Menos de um mês depois de ter denunciado a infame conspiração dos senhorios que aumentam as rendas e dos proprietários das casas devolutas, o Governo enfrenta agora a terrível conspiração dos merceeiros. A 9 de Março de 2023, o ministro da Economia e do Mar, António Costa Silva, e o dirigente da ASAE, Pedro Portugal Gaspar, deram conta ao país da descoberta da conspiração dos merceeiros: “Foram inspecionados 960 operadores económicos […] e instauramos 51 processos-crime por especulação” — explicaram. Não fosse alguém começar a fazer contas de cabeça e concluir que 51 processos-crime por especulação em 960 operadores económicos é uma proporção que não justifica o insólito daquela comunicação ao país, vem de lá aquele facto que só o Ultimatum inglês ultrapassou em afronta à quietude da Nação, para o efeito da indignação devidamente maiúsculada: foram detectadas margens de lucro superiores a 50% na cebola!

Que dizer, senhores?! Margens de lucro superiores a 50% na cebola? (Já agora será em todas as variedades de cebola? E em quantos supermercados?) Como se pode viver num país em que dez ou vinte supermercados têm uma margem de lucro superior a 50% na cebola? Nem que fosse uma só mercearia! Uma margem de lucro superior a 50% na cebola é como a Pátria: não se discute. E assim a 9 de Março de 2023 começou a Guerra da Cebola.

A Guerra da Cebola, como qualquer cebolada, que se preze inclui outros produtos: óleo, dourada, conservas de atum, açúcar, azeite, couve coração (porquê senhores couve coração e não repolho?), ovos, laranjas, cenouras e febras de porco. Em todos estes produtos foi detectada a pressão dos especuladores. (No caso dos ovos e da carne de porco a pressão deve vir mais da decisão de alguns países de abaterem galinhas e porcos aos milhares para dessa forma serem contidas  a gripe aviária e a peste suína africana.) Contudo foram as margens superiores a 50% nas cebolas que nos fizeram perceber a dimensão da terrível conspiração dos merceeiros. Note-se que o senhor ministro e o senhor inspector-geral não têm a certeza que os preços cobrados sejam injustificados mas por via das dúvidas 38 brigadas da ASAE vão pelo país fora verificar o que está a acontecer e, com galhardia, garantiu o senhor ministro da Economia: “Vamos ser inflexíveis para com todas as situações anómalas que possam ocorrer”.

Oh senhor ministro da Economia, e ao que parece também do Mar, não se fique pelas situações anómalas no que respeita às cebolas, óleo, dourada, conservas de atum, açúcar, azeite, couve coração mais os ovos, as laranjas, cenouras e as febras de porco. Vossa Excelência merece mais que ser Condestável da Guerra da Cebola.
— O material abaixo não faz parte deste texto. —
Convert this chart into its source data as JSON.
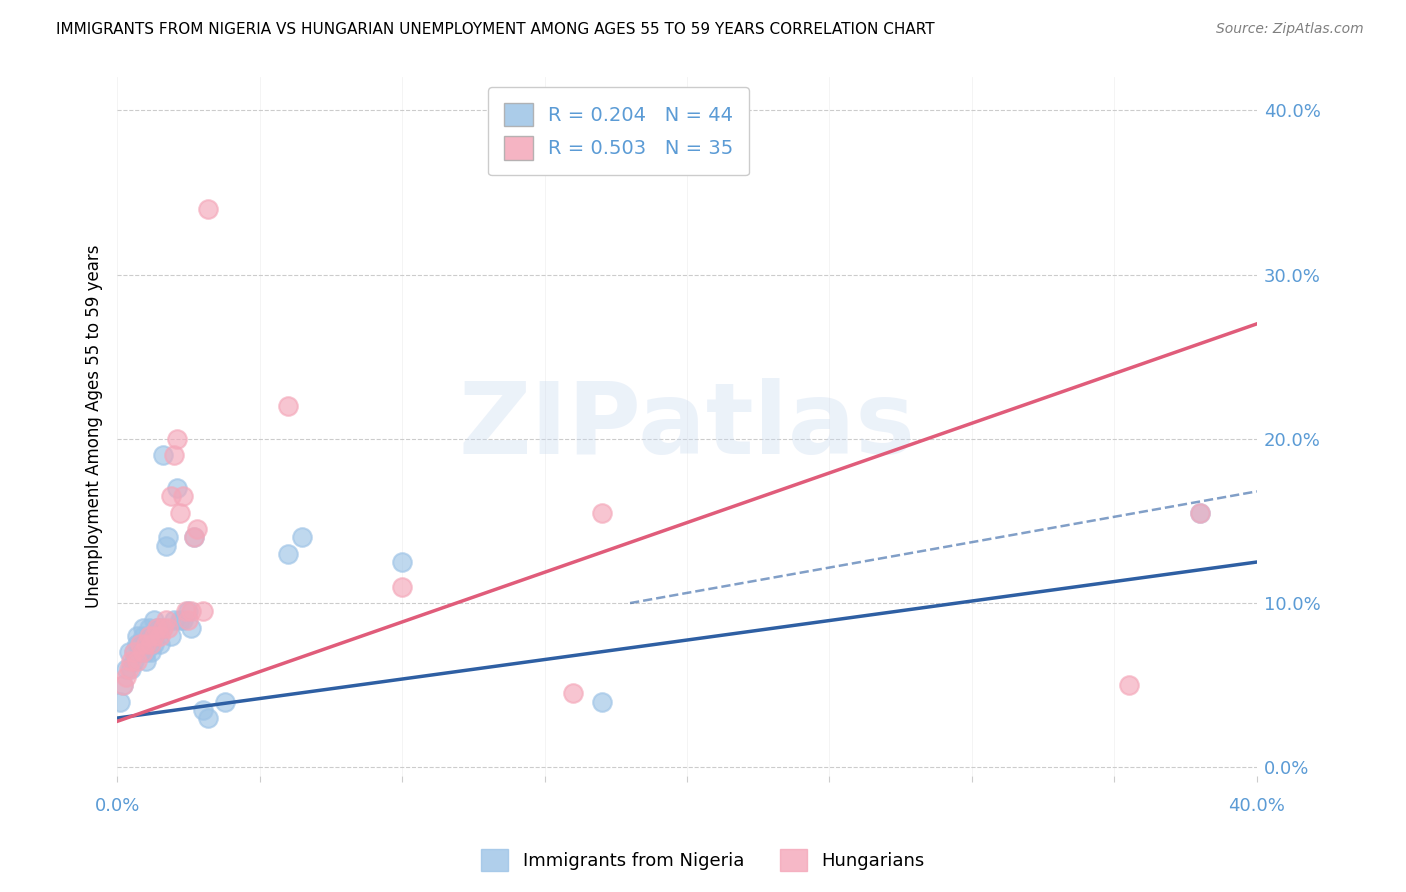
{
  "title": "IMMIGRANTS FROM NIGERIA VS HUNGARIAN UNEMPLOYMENT AMONG AGES 55 TO 59 YEARS CORRELATION CHART",
  "source": "Source: ZipAtlas.com",
  "ylabel": "Unemployment Among Ages 55 to 59 years",
  "xlim": [
    0.0,
    0.4
  ],
  "ylim": [
    -0.005,
    0.42
  ],
  "yticks": [
    0.0,
    0.1,
    0.2,
    0.3,
    0.4
  ],
  "xticks": [
    0.0,
    0.05,
    0.1,
    0.15,
    0.2,
    0.25,
    0.3,
    0.35,
    0.4
  ],
  "title_fontsize": 11,
  "axis_color": "#5b9bd5",
  "nigeria_color": "#9dc3e6",
  "hungarian_color": "#f4a7b9",
  "nigeria_line_color": "#2e5fa3",
  "hungarian_line_color": "#e05c7a",
  "legend_nigeria_R": "0.204",
  "legend_nigeria_N": "44",
  "legend_hungarian_R": "0.503",
  "legend_hungarian_N": "35",
  "watermark": "ZIPatlas",
  "nigeria_line_x0": 0.0,
  "nigeria_line_y0": 0.03,
  "nigeria_line_x1": 0.4,
  "nigeria_line_y1": 0.125,
  "hungarian_line_x0": 0.0,
  "hungarian_line_y0": 0.028,
  "hungarian_line_x1": 0.4,
  "hungarian_line_y1": 0.27,
  "dash_line_x0": 0.18,
  "dash_line_y0": 0.1,
  "dash_line_x1": 0.4,
  "dash_line_y1": 0.168,
  "nigeria_scatter_x": [
    0.001,
    0.002,
    0.003,
    0.004,
    0.005,
    0.006,
    0.006,
    0.007,
    0.007,
    0.008,
    0.008,
    0.009,
    0.009,
    0.01,
    0.01,
    0.01,
    0.011,
    0.011,
    0.012,
    0.012,
    0.013,
    0.013,
    0.014,
    0.015,
    0.015,
    0.016,
    0.017,
    0.018,
    0.019,
    0.02,
    0.021,
    0.022,
    0.023,
    0.025,
    0.026,
    0.027,
    0.03,
    0.032,
    0.038,
    0.06,
    0.065,
    0.1,
    0.17,
    0.38
  ],
  "nigeria_scatter_y": [
    0.04,
    0.05,
    0.06,
    0.07,
    0.06,
    0.065,
    0.07,
    0.075,
    0.08,
    0.07,
    0.075,
    0.08,
    0.085,
    0.065,
    0.07,
    0.075,
    0.08,
    0.085,
    0.07,
    0.08,
    0.075,
    0.09,
    0.085,
    0.075,
    0.085,
    0.19,
    0.135,
    0.14,
    0.08,
    0.09,
    0.17,
    0.09,
    0.09,
    0.095,
    0.085,
    0.14,
    0.035,
    0.03,
    0.04,
    0.13,
    0.14,
    0.125,
    0.04,
    0.155
  ],
  "hungarian_scatter_x": [
    0.002,
    0.003,
    0.004,
    0.005,
    0.006,
    0.007,
    0.008,
    0.009,
    0.01,
    0.011,
    0.012,
    0.013,
    0.014,
    0.015,
    0.016,
    0.017,
    0.018,
    0.019,
    0.02,
    0.021,
    0.022,
    0.023,
    0.024,
    0.025,
    0.026,
    0.027,
    0.028,
    0.03,
    0.032,
    0.06,
    0.1,
    0.16,
    0.17,
    0.355,
    0.38
  ],
  "hungarian_scatter_y": [
    0.05,
    0.055,
    0.06,
    0.065,
    0.07,
    0.065,
    0.075,
    0.07,
    0.075,
    0.08,
    0.075,
    0.08,
    0.085,
    0.08,
    0.085,
    0.09,
    0.085,
    0.165,
    0.19,
    0.2,
    0.155,
    0.165,
    0.095,
    0.09,
    0.095,
    0.14,
    0.145,
    0.095,
    0.34,
    0.22,
    0.11,
    0.045,
    0.155,
    0.05,
    0.155
  ]
}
Pelas almas atire-se ao país. Vá Vossa Excelência ser inflexível com as situações anómalas nas escolas públicas. Não as situações anómalas que possam ocorrer mas sim as que estão a ocorrer agora mesmo. Não há um dia, senhor ministro, em que centenas de situações anómalas não aconteçam nas escolas. Aliás o anómalo tornou-se de tal forma regra que anómalo é as aulas acontecerem sem interrupções. E para que os alunos não se desabituem do anómalo já foram anunciadas mais greves até ao fim do ano lectivo. Portanto, no intervalo da Guerra da Cebola, vá Vossa Excelência tratar das anomalias nas escolas públicas. E claro também no SNS. Quer o senhor ministro melhor lugar para ser inflexível com a anomalia que as urgências hospitalares de funcionamento intermitente ou os centros de saúde com fila à porta desde as seis da manhã? Se não for muito pedir, também temos a CP onde anómalos são os dias em que os comboios andam,  mais a TAP, onde a cada caso queremos acreditar que tudo o que de anómalo podia ocorrer já ocorreu até que um novo caso nos prova que pode ser pior, ou seja ainda mais anómalo…

Incapaz de administrar o país e cercado pelas corporações da máquina estatal que fez crescer para comprar o poder, o Governo inventa inimigos. A Guerra da Cebola tal como a Guerra dos Senhorios não são episódios ridículos. São sim o reflexo de um Governo a lutar pela sua sobrevivência.